Con los troncos ardiendo y el calor invadiendo poco a poco toda la casa, contemplamos la suave danza de las llamas en tonos anaranjados y rojos; parece ser un testimonio vivo de la música sonando a pulso en nuestros corazones.

—¡Anda! —golpeo mi frente—. ¡Casi se me olvida que aún no nos hemos despedido!

—Pues hagámoslo ahora mismo, cariño. No podemos ser descorteses a estas alturas del partido.

—Vale —tomo aire, aclaro mi garganta y volteo hacia la cuarta pared—. Partiré por dar infinitas gracias a todos quienes se adentraron en los capítulos de esta historia a pesar de tener clasificación M desde el capítulo 4. Lo mismo va para los que la marcaron como favorita o la añadieron a sus listas de seguimiento. Créanlo o no, saber que Rojo y Azul era algo que se leía fue el mejor incentivo para seguir martillando el teclado.

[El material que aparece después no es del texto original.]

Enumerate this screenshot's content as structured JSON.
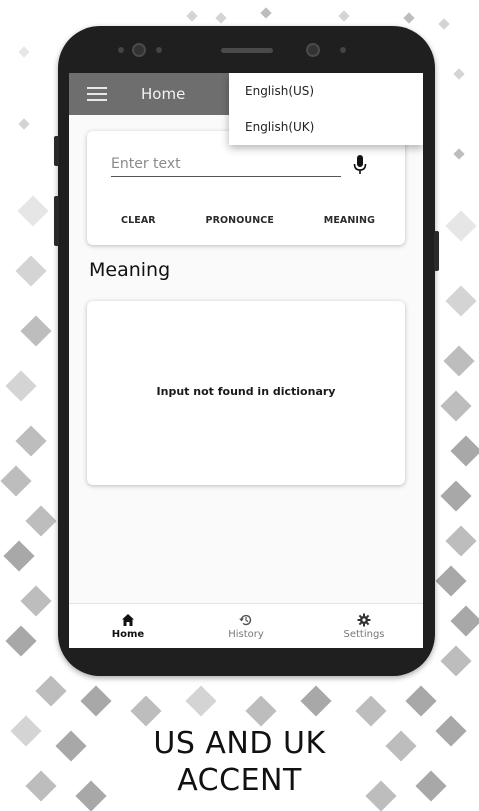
{
  "appbar": {
    "title": "Home"
  },
  "language_menu": {
    "options": [
      "English(US)",
      "English(UK)"
    ]
  },
  "input_card": {
    "placeholder": "Enter text",
    "actions": {
      "clear": "CLEAR",
      "pronounce": "PRONOUNCE",
      "meaning": "MEANING"
    }
  },
  "meaning_section": {
    "title": "Meaning",
    "result_text": "Input not found in dictionary"
  },
  "bottom_nav": {
    "items": [
      {
        "label": "Home",
        "icon": "home-icon",
        "active": true
      },
      {
        "label": "History",
        "icon": "history-icon",
        "active": false
      },
      {
        "label": "Settings",
        "icon": "gear-icon",
        "active": false
      }
    ]
  },
  "caption": {
    "line1": "US AND UK",
    "line2": "ACCENT"
  }
}
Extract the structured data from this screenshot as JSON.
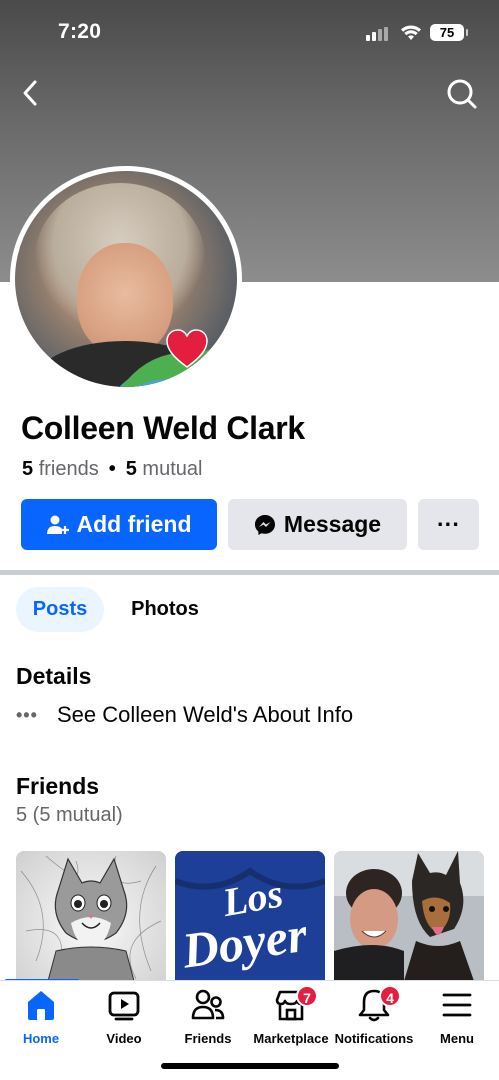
{
  "status_bar": {
    "time": "7:20",
    "battery": "75"
  },
  "profile": {
    "name": "Colleen Weld Clark",
    "friends_count": "5",
    "friends_label": "friends",
    "mutual_count": "5",
    "mutual_label": "mutual"
  },
  "actions": {
    "add_friend": "Add friend",
    "message": "Message",
    "more": "···"
  },
  "tabs": [
    {
      "label": "Posts",
      "active": true
    },
    {
      "label": "Photos",
      "active": false
    }
  ],
  "details": {
    "title": "Details",
    "about_link": "See Colleen Weld's About Info"
  },
  "friends": {
    "title": "Friends",
    "subtitle": "5 (5 mutual)"
  },
  "thumb_text": {
    "dodgers": "Los Doyers"
  },
  "bottom_nav": [
    {
      "label": "Home",
      "icon": "home-icon",
      "active": true
    },
    {
      "label": "Video",
      "icon": "video-icon"
    },
    {
      "label": "Friends",
      "icon": "friends-icon"
    },
    {
      "label": "Marketplace",
      "icon": "marketplace-icon",
      "badge": "7"
    },
    {
      "label": "Notifications",
      "icon": "bell-icon",
      "badge": "4"
    },
    {
      "label": "Menu",
      "icon": "menu-icon"
    }
  ],
  "colors": {
    "accent": "#0866ff",
    "badge": "#e41e3f",
    "secondary_button": "#e4e6eb"
  }
}
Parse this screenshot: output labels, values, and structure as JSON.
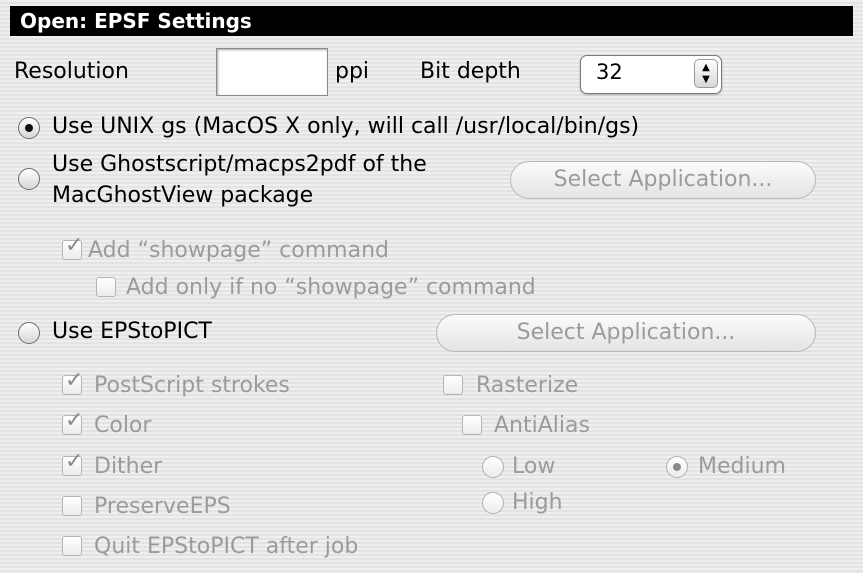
{
  "window": {
    "title": "Open: EPSF Settings"
  },
  "resolution": {
    "label": "Resolution",
    "value": "",
    "unit": "ppi"
  },
  "bit_depth": {
    "label": "Bit depth",
    "value": "32"
  },
  "options": {
    "unix_gs": {
      "label": "Use UNIX gs (MacOS X only, will call /usr/local/bin/gs)",
      "selected": true
    },
    "ghostscript": {
      "label_line1": "Use Ghostscript/macps2pdf of the",
      "label_line2": "MacGhostView package",
      "button": "Select Application..."
    },
    "add_showpage": {
      "label": "Add “showpage” command",
      "checked": true
    },
    "add_only_if_no_showpage": {
      "label": "Add only if no “showpage” command",
      "checked": false
    },
    "epstopict": {
      "label": "Use EPStoPICT",
      "button": "Select Application..."
    }
  },
  "epstopict_options": {
    "postscript_strokes": {
      "label": "PostScript strokes",
      "checked": true
    },
    "color": {
      "label": "Color",
      "checked": true
    },
    "dither": {
      "label": "Dither",
      "checked": true
    },
    "preserve_eps": {
      "label": "PreserveEPS",
      "checked": false
    },
    "quit_after_job": {
      "label": "Quit EPStoPICT after job",
      "checked": false
    },
    "rasterize": {
      "label": "Rasterize",
      "checked": false
    },
    "antialias": {
      "label": "AntiAlias",
      "checked": false
    },
    "quality_low": {
      "label": "Low",
      "selected": false
    },
    "quality_medium": {
      "label": "Medium",
      "selected": true
    },
    "quality_high": {
      "label": "High",
      "selected": false
    }
  }
}
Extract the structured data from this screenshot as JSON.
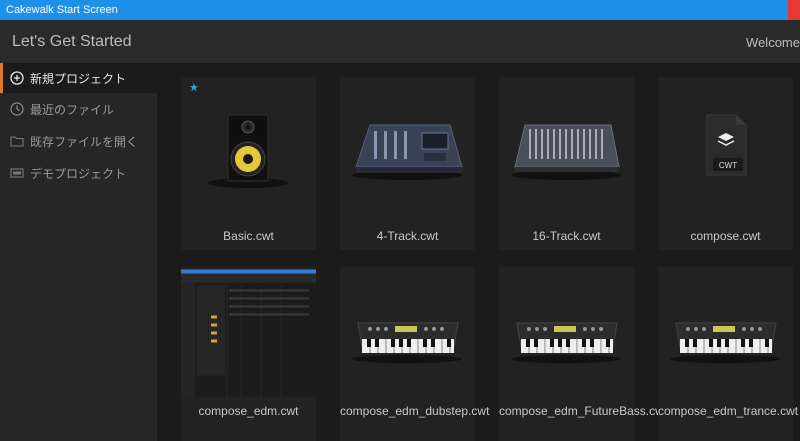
{
  "window": {
    "title": "Cakewalk Start Screen"
  },
  "header": {
    "heading": "Let's Get Started",
    "welcome": "Welcome"
  },
  "sidebar": {
    "items": [
      {
        "label": "新規プロジェクト",
        "icon": "plus-circle-icon",
        "active": true
      },
      {
        "label": "最近のファイル",
        "icon": "clock-icon",
        "active": false
      },
      {
        "label": "既存ファイルを開く",
        "icon": "folder-icon",
        "active": false
      },
      {
        "label": "デモプロジェクト",
        "icon": "demo-icon",
        "active": false
      }
    ]
  },
  "templates": [
    {
      "label": "Basic.cwt",
      "thumb": "speaker",
      "starred": true
    },
    {
      "label": "4-Track.cwt",
      "thumb": "mixer-small"
    },
    {
      "label": "16-Track.cwt",
      "thumb": "mixer-large"
    },
    {
      "label": "compose.cwt",
      "thumb": "cwt-file",
      "badge": "CWT"
    },
    {
      "label": "compose_edm.cwt",
      "thumb": "daw-screenshot"
    },
    {
      "label": "compose_edm_dubstep.cwt",
      "thumb": "synth"
    },
    {
      "label": "compose_edm_FutureBass.cwt",
      "thumb": "synth"
    },
    {
      "label": "compose_edm_trance.cwt",
      "thumb": "synth"
    }
  ],
  "colors": {
    "accent": "#e07a2a",
    "titlebar": "#1e90e8",
    "star": "#2aa3e6"
  }
}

—Tampoco podemos olvidar a los miembros de la comunidad que conocimos en estos siete meses —continúa ella, haciendo lo propio—, como Paradoja el Inquisidor, presente desde temprano, o Arconte y Falcon Blaze, cuyas reseñas fueron cruciales en la segunda mitad de la historia. También va un saludo afectuoso a Hotday Productions, quien se unió casi al final pero se llevó una buena impresión.

—Lo mismo para Alther y Tarmo Flake, a pesar de que desaparecieron desde el capítulo 18 en adelante. Ignoro sus motivos, pero no creo poder juzgarles sin enterarme de ellos. Extiendo el gesto a quienes han referenciado (y referenciarán, espero) mis personajes o ideas en sus respectivas creaciones; saber que pueden servir de inspiración a otros es genial.

—¿Nos falta algo más, querido?

—Solo un último anuncio concerniente a nosotros —le sonrío—. Después de la cena familiar tomaremos un merecido descanso. Viajaremos, recargaremos las baterías creativas, recuperaremos tiempo de calidad y, por supuesto, seguiremos pendientes de las historias que nos interesan por estos rumbos —la envuelvo con mis brazos antes de volver a la cuarta pared—. Ya sea de Monster Musume o cualquier otro universo, esperamos que nos acompañen en una próxima aventura narrativa. ¡Nos leemos, gente!

—O como se dice en japonés —Valaika prepara el último remate tras besarme la nariz—, "así ocurrieron las cosas y así, con nuestros mejores esfuerzos, se las hemos contado".